2. Emerge dalla dimenticanza e dall’ingratitudine la qualità del suo genio italiano. È stato trattato male perché risiedeva in Svizzera. Ci stava da prima fosse scelto per guidare la Fiat, lavorava lì, aveva risanato nella Confederazione un’azienda moribonda. E dunque perché impedirgli di stare e di pagare le tasse dove la vita lo aveva condotto? Essa aveva già sbattuto i suoi dall’Istria all’Abruzzo e poi in Canada. Era di famiglia povera. È stato un genio e ha messo il suo dono non al servizio del far soldi (anche se ha guadagnato tanto) ma per salvare la comunità di famiglie di lavoratori di cui si è trovato alla guida. Come un pioniere alla testa della carovana mentre imperversava la tempesta della crisi.



3. Era un uomo intelligentissimo e semplice in situazioni complicate. È stato spietato con i pigri e con chi vantava due cognomi e tripli stipendi ma mezza testa e tanta arroganza. E le tute blu della Chrysler e, alla lunga, della Fiat in Italia hanno compreso che teneva a loro. Non per paternalismo ma attingendo alla comune umanità. Si alzava come un monaco alle 3,30 del mattino, a letto alle 10 di sera. Ha salvato dall’annegamento due giganti in rovina prendendoli per i capelli, ne ha fatto un’unica entità dando prospettive di vita buona a 250mila famiglie. La gente capisce questo. Mica è scema.
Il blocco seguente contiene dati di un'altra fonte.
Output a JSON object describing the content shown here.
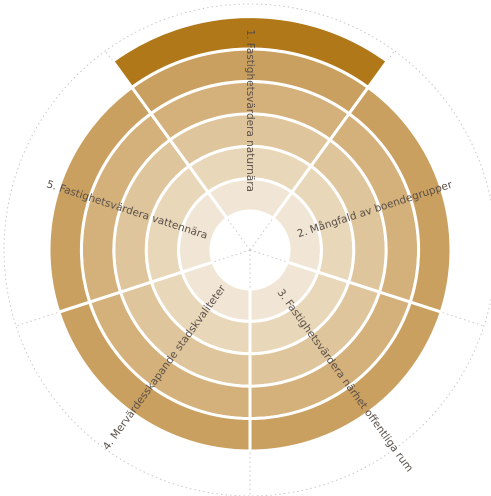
{
  "sectors": [
    {
      "label": "1. Fastighetsvärdera naturnära"
    },
    {
      "label": "2. Mångfald av boendegrupper"
    },
    {
      "label": "3. Fastighetsvärdera närhet offentliga rum"
    },
    {
      "label": "4. Mervärdesskapande stadskvaliteter"
    },
    {
      "label": "5. Fastighetsvärdera vattennära"
    }
  ]
}
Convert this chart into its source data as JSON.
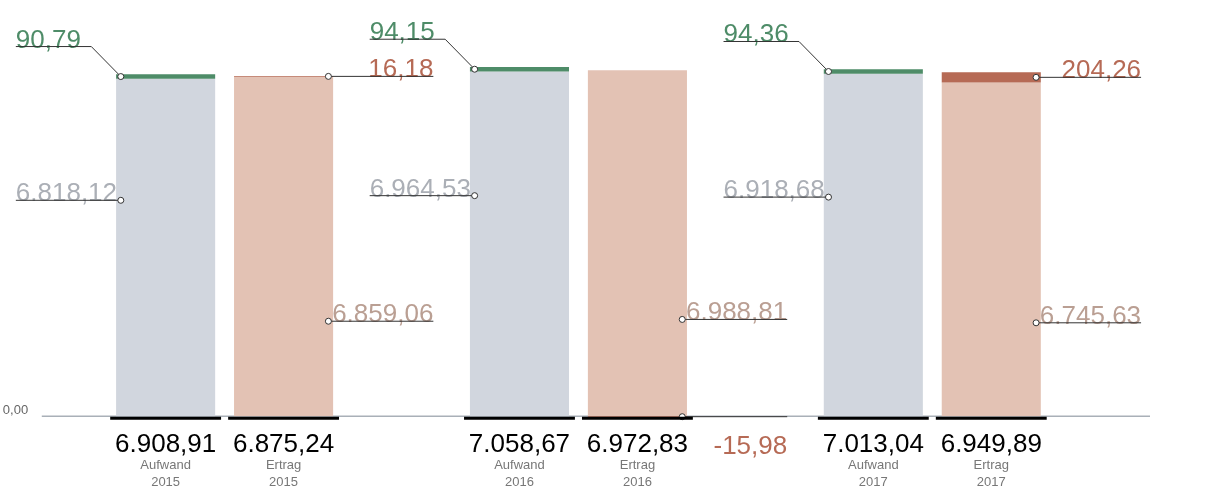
{
  "chart_data": {
    "type": "bar",
    "stacked": true,
    "categories": [
      "Aufwand\n2015",
      "Ertrag\n2015",
      null,
      "Aufwand\n2016",
      "Ertrag\n2016",
      null,
      "Aufwand\n2017",
      "Ertrag\n2017"
    ],
    "series": [
      {
        "color": "#d1d6de",
        "values": [
          6818.12,
          null,
          null,
          6964.53,
          null,
          null,
          6918.68,
          null
        ],
        "value_labels": [
          "6.818,12",
          null,
          null,
          "6.964,53",
          null,
          null,
          "6.918,68",
          null
        ]
      },
      {
        "color": "#4e8c68",
        "values": [
          90.79,
          null,
          null,
          94.15,
          null,
          null,
          94.36,
          null
        ],
        "value_labels": [
          "90,79",
          null,
          null,
          "94,15",
          null,
          null,
          "94,36",
          null
        ]
      },
      {
        "color": "#e3c2b4",
        "values": [
          null,
          6859.06,
          null,
          null,
          6988.81,
          null,
          null,
          6745.63
        ],
        "value_labels": [
          null,
          "6.859,06",
          null,
          null,
          "6.988,81",
          null,
          null,
          "6.745,63"
        ]
      },
      {
        "color": "#b66a55",
        "values": [
          null,
          16.18,
          null,
          null,
          -15.98,
          null,
          null,
          204.26
        ],
        "value_labels": [
          null,
          "16,18",
          null,
          null,
          "-15,98",
          null,
          null,
          "204,26"
        ]
      }
    ],
    "totals": [
      "6.908,91",
      "6.875,24",
      null,
      "7.058,67",
      "6.972,83",
      null,
      "7.013,04",
      "6.949,89"
    ],
    "ylim": [
      -1600,
      8400
    ],
    "annotations": [
      "0,00"
    ]
  }
}
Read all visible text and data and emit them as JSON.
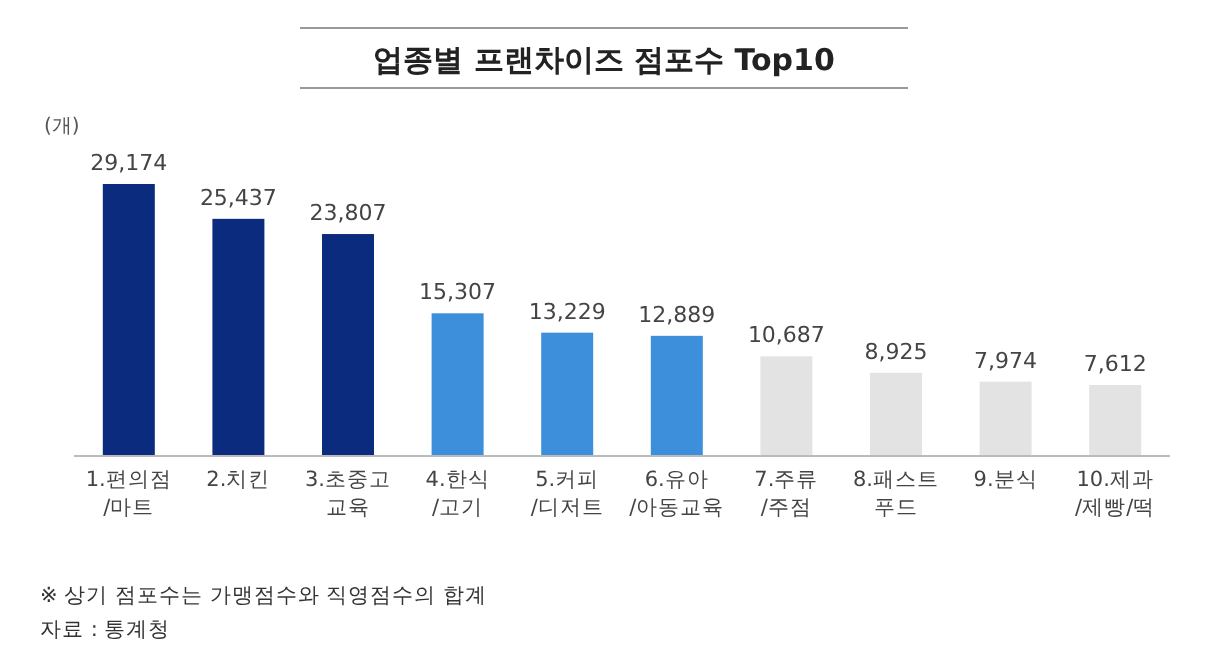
{
  "chart_data": {
    "type": "bar",
    "title": "업종별 프랜차이즈 점포수 Top10",
    "ylabel": "(개)",
    "categories": [
      "1.편의점/마트",
      "2.치킨",
      "3.초중고 교육",
      "4.한식/고기",
      "5.커피/디저트",
      "6.유아/아동교육",
      "7.주류/주점",
      "8.패스트 푸드",
      "9.분식",
      "10.제과/제빵/떡"
    ],
    "values": [
      29174,
      25437,
      23807,
      15307,
      13229,
      12889,
      10687,
      8925,
      7974,
      7612
    ],
    "colors": [
      "#0b2c7e",
      "#0b2c7e",
      "#0b2c7e",
      "#3d8fdc",
      "#3d8fdc",
      "#3d8fdc",
      "#e3e3e3",
      "#e3e3e3",
      "#e3e3e3",
      "#e3e3e3"
    ],
    "value_labels": [
      "29,174",
      "25,437",
      "23,807",
      "15,307",
      "13,229",
      "12,889",
      "10,687",
      "8,925",
      "7,974",
      "7,612"
    ],
    "annotations": [
      "※ 상기 점포수는 가맹점수와 직영점수의 합계",
      "자료 : 통계청"
    ]
  }
}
4. Ci sono tre frasi, tra le tante, che mi colpiscono. “La vita è un concorso di bellezza”. “Se continuiamo a vivere di soli diritti, di diritti moriremo”. “L’Italia è un Paese che deve imparare a volersi bene, deve riconquistare un senso di nazione”. Logico che sia amato. E che la sua testimonianza alimenti la voglia di essere buoni.